The Dundurn Arctic Culture and Sovereignty Library
Title | The Dundurn Arctic Culture and Sovereignty Library PDF eBook |
Author | Michael Posluns |
Publisher | Dundurn |
Pages | 1835 |
Release | 2014-05-07 |
Genre | History |
ISBN | 1459729560 |
This special bundle is your essential guide to all things concerning Canada’s polar regions, which make up the majority of Canada’s territory but are places most of us will never visit. The Arctic has played a key role in Canada’s history and in the history of the indigenous peoples of this land, and the area will only become more strategically and economically important in the future.
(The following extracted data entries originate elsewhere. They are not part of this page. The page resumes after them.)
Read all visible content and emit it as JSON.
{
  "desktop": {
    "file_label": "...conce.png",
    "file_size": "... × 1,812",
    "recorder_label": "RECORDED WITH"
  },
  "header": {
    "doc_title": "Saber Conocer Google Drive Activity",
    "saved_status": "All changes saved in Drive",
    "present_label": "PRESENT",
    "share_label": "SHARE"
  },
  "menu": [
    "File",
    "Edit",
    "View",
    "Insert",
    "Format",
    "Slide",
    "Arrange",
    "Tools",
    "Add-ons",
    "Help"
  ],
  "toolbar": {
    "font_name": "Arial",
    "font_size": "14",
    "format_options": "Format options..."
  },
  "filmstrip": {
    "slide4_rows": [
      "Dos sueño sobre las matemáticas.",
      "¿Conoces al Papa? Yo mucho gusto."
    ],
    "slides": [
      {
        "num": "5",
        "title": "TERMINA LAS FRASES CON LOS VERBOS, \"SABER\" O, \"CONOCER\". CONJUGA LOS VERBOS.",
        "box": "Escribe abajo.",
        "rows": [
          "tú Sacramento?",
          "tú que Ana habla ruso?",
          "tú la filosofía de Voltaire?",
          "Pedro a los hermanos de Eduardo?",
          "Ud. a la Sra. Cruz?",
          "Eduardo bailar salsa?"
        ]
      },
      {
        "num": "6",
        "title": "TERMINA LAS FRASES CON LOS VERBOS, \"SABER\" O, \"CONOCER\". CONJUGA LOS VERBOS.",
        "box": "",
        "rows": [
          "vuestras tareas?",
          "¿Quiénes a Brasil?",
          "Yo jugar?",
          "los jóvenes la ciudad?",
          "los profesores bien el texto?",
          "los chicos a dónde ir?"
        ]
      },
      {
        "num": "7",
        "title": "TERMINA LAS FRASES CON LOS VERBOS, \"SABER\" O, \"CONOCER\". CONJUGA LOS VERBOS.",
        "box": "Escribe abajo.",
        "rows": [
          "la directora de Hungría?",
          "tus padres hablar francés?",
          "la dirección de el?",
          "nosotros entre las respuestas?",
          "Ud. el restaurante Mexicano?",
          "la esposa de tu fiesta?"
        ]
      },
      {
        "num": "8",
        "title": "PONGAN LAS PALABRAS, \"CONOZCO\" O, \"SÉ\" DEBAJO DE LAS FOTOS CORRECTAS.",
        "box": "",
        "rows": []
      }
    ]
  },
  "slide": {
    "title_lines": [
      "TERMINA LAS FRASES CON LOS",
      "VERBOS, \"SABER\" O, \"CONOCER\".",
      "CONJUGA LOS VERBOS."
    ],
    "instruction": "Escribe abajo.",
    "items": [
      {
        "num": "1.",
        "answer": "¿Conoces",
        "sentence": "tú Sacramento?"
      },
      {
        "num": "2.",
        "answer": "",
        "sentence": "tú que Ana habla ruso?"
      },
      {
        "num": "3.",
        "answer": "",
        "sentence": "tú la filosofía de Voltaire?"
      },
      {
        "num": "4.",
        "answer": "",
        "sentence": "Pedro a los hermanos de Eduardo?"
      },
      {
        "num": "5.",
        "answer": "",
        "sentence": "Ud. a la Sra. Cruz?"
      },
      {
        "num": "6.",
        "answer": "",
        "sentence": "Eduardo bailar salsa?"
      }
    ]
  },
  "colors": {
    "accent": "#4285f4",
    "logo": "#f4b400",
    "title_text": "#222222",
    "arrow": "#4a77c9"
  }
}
This bundle provides an in-depth crash course, including titles on Arctic exploration (Arctic Obsession), Native issues (Arctic Twilight), sovereignty (In the Shadow of the Pole), adventure and survival (Death Wins in the Arctic), and military issues (Arctic Front). Let this collection be your guide to the far reaches of this country. Arctic Front Arctic Naturalist Arctic Obsession Arctic Revolution Arctic Twilight Death Wins in the Arctic In the Shadow of the Pole Pike’s Portage Voices From the Odeyak
Castaways - Adrift and Abandoned
Title | Castaways - Adrift and Abandoned PDF eBook |
Author | Graham Faiella |
Publisher | The History Press |
Pages | 209 |
Release | 2021-04-01 |
Genre | History |
ISBN | 0750995394 |
Seafaring before the twentieth century bristled with peril. The safe haven of your vessel might be destroyed by tempest or misadventure, your security scuttled. When you were cast away with only the resources of pluck, stamina, hope – and luck. Where you might end up on the expanse of endless sea facing the prospect of imminent dehydrated, starving death. Or on a safe but potentially forbidding – yet occasionally lush – outcrop of an isolated shore, amongst which perils abounded accounts of courage and companionship. These are narratives of castaways abandoned to fend for themselves, and the ordeals they endured and survived and in remembrance of the seafarers who did not.